To perform a MSX-Memory ROM update using the MSX-MUSIC flashing capability, following these steps:

  1. Download (or assemble your own version) from the github’s release page, https://github.com/dinoboards/yellow-msx-series-for-rc2014/releases, the file msx-rc2014-XX-XX-XX.zip
  2. Extract the muflash.com and the rom image you would like to apply to your MSX-Memory system (eg: msxsyssrc-rc2014-japan-with-rtc.rom)
  3. Copy the ROM image to your Compact Flash card (renaming to 8.3 file name eg: msxjapan.rom)
  4. From the MSX-DOS prompt run the command muflash msxjapan.rom
  5. Power off your system, and swap the SST39SF040 ROM chips between the MSX-Memory and MSX-MUSIC modules
  6. Reboot. Your system should now be running the desired image.
  7. If it fails to boot, simply swap the ROM’s back to restore your system.
  8. If flashing was successful, you can following the process above to now flash the MSX-MUSIC rom

FAQ

My RC2014 does not boot with the MSX-MUSIC module installed. What might be the problem?

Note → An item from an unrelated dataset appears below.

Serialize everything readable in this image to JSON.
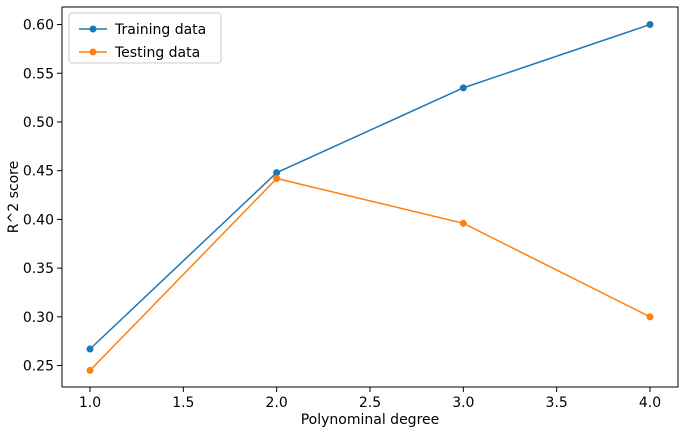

Try removing the ROM chip from the module, if it boots up and you can play music with VGMPLAY application, then you may have forgotten to map the SLT3-1 signal from the main memory board.

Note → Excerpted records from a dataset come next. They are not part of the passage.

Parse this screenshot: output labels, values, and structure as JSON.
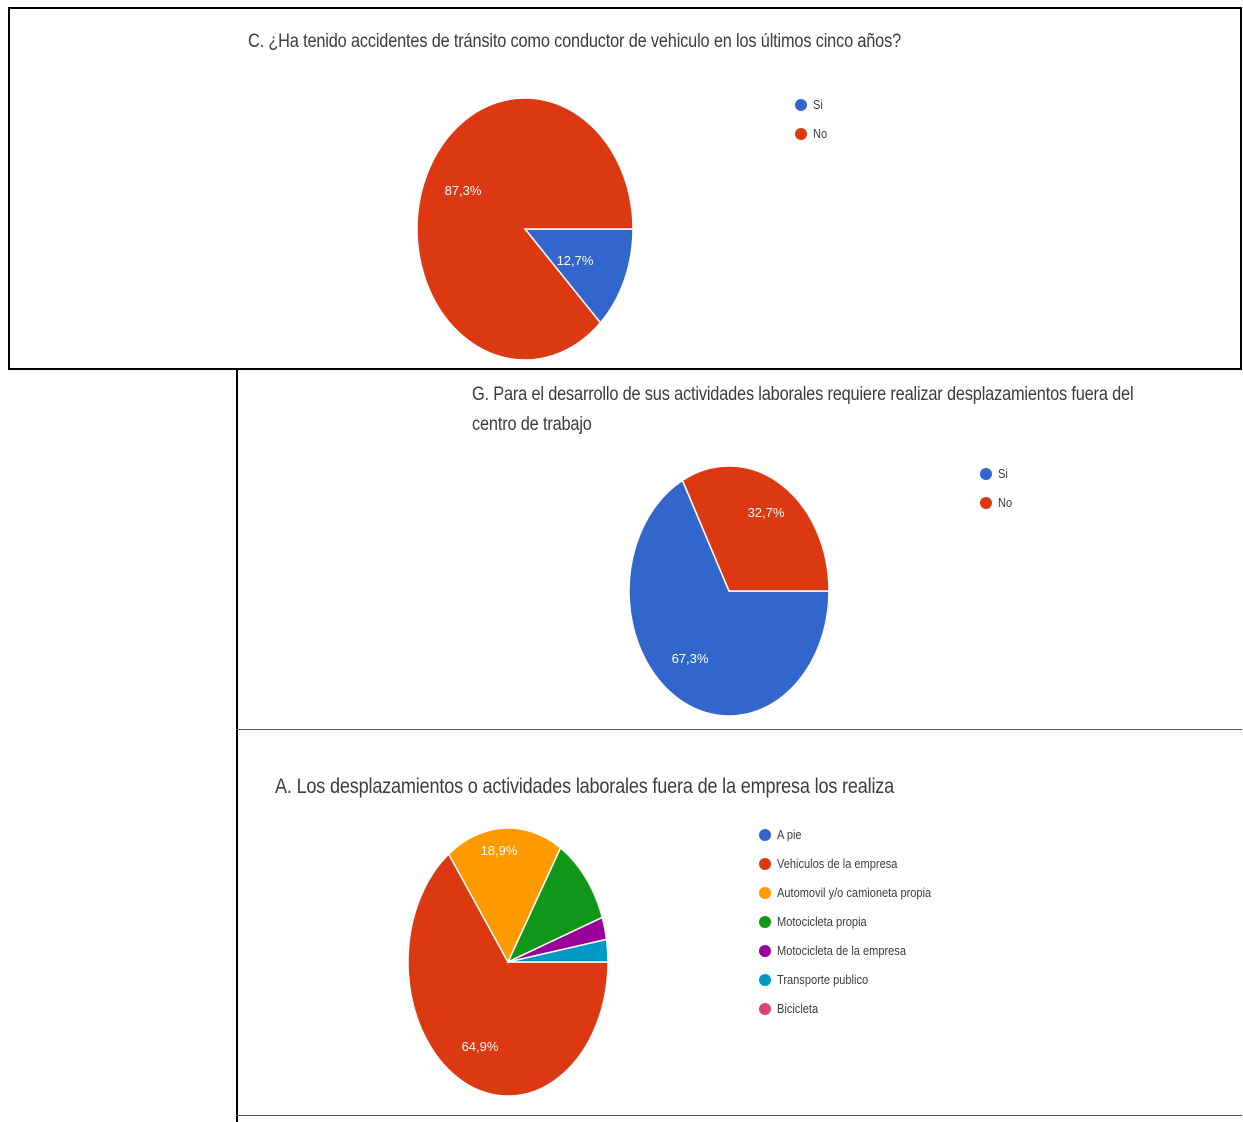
{
  "chart_data": [
    {
      "type": "pie",
      "title": "C. ¿Ha tenido accidentes de tránsito como conductor de vehiculo en los últimos cinco años?",
      "series": [
        {
          "name": "Si",
          "value": 12.7,
          "label": "12,7%",
          "color": "#3366cc"
        },
        {
          "name": "No",
          "value": 87.3,
          "label": "87,3%",
          "color": "#dc3912"
        }
      ],
      "legend": "right"
    },
    {
      "type": "pie",
      "title": "G. Para el desarrollo de sus actividades laborales requiere realizar desplazamientos fuera del centro de trabajo",
      "series": [
        {
          "name": "Si",
          "value": 67.3,
          "label": "67,3%",
          "color": "#3366cc"
        },
        {
          "name": "No",
          "value": 32.7,
          "label": "32,7%",
          "color": "#dc3912"
        }
      ],
      "legend": "right"
    },
    {
      "type": "pie",
      "title": "A. Los desplazamientos o actividades laborales fuera de la empresa los realiza",
      "series": [
        {
          "name": "A pie",
          "value": 0,
          "label": "",
          "color": "#3366cc"
        },
        {
          "name": "Vehiculos de la empresa",
          "value": 64.9,
          "label": "64,9%",
          "color": "#dc3912"
        },
        {
          "name": "Automovil y/o camioneta propia",
          "value": 18.9,
          "label": "18,9%",
          "color": "#ff9900"
        },
        {
          "name": "Motocicleta propia",
          "value": 10.8,
          "label": "",
          "color": "#109618"
        },
        {
          "name": "Motocicleta de la empresa",
          "value": 2.7,
          "label": "",
          "color": "#990099"
        },
        {
          "name": "Transporte publico",
          "value": 2.7,
          "label": "",
          "color": "#0099c6"
        },
        {
          "name": "Bicicleta",
          "value": 0,
          "label": "",
          "color": "#dd4477"
        }
      ],
      "legend": "right"
    }
  ]
}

How does this board and the GAME work together?

The MSX-MUSIC module can mix in the audio output of the GAME module. Connect a jumper from the 2 pin audio output connection of the GAME to the MUSIC module. Make sure you get polarity correct - GND to GND. The 3.5mm output of the GAME need not be used. Plug your speaker into the MSX-MUSIC’s 3.5mm socket.

Why do I hear some background noises from the MSX-MUSIC module?

The noise from nearby digital circuits of your RC2014 will be picked up and amplified by this module. If you are running the ESP8266 module, that is particularly noisy. You should find though, that once playing music the background noise is not too noticeable.

Images

Schematics

Disclaimer

Please note that this is a kit, produced by a non-expert (me) for hackers, DIYers’ and retro lovers, to tinker with. Please exercise caution and follow good safety practices. You will be working with sharp knives, a hot soldering iron, and small metal components. Be mindful of the risks involved in the build process. I will do my best to answer any questions you may have.

This kit is provided as-is, with no guarantees or warranties. By assembling and using this kit, you acknowledge that you do so at your own risk. The creator cannot be held responsible for any damage, injury, or loss that may occur during the assembly or operation of this kit.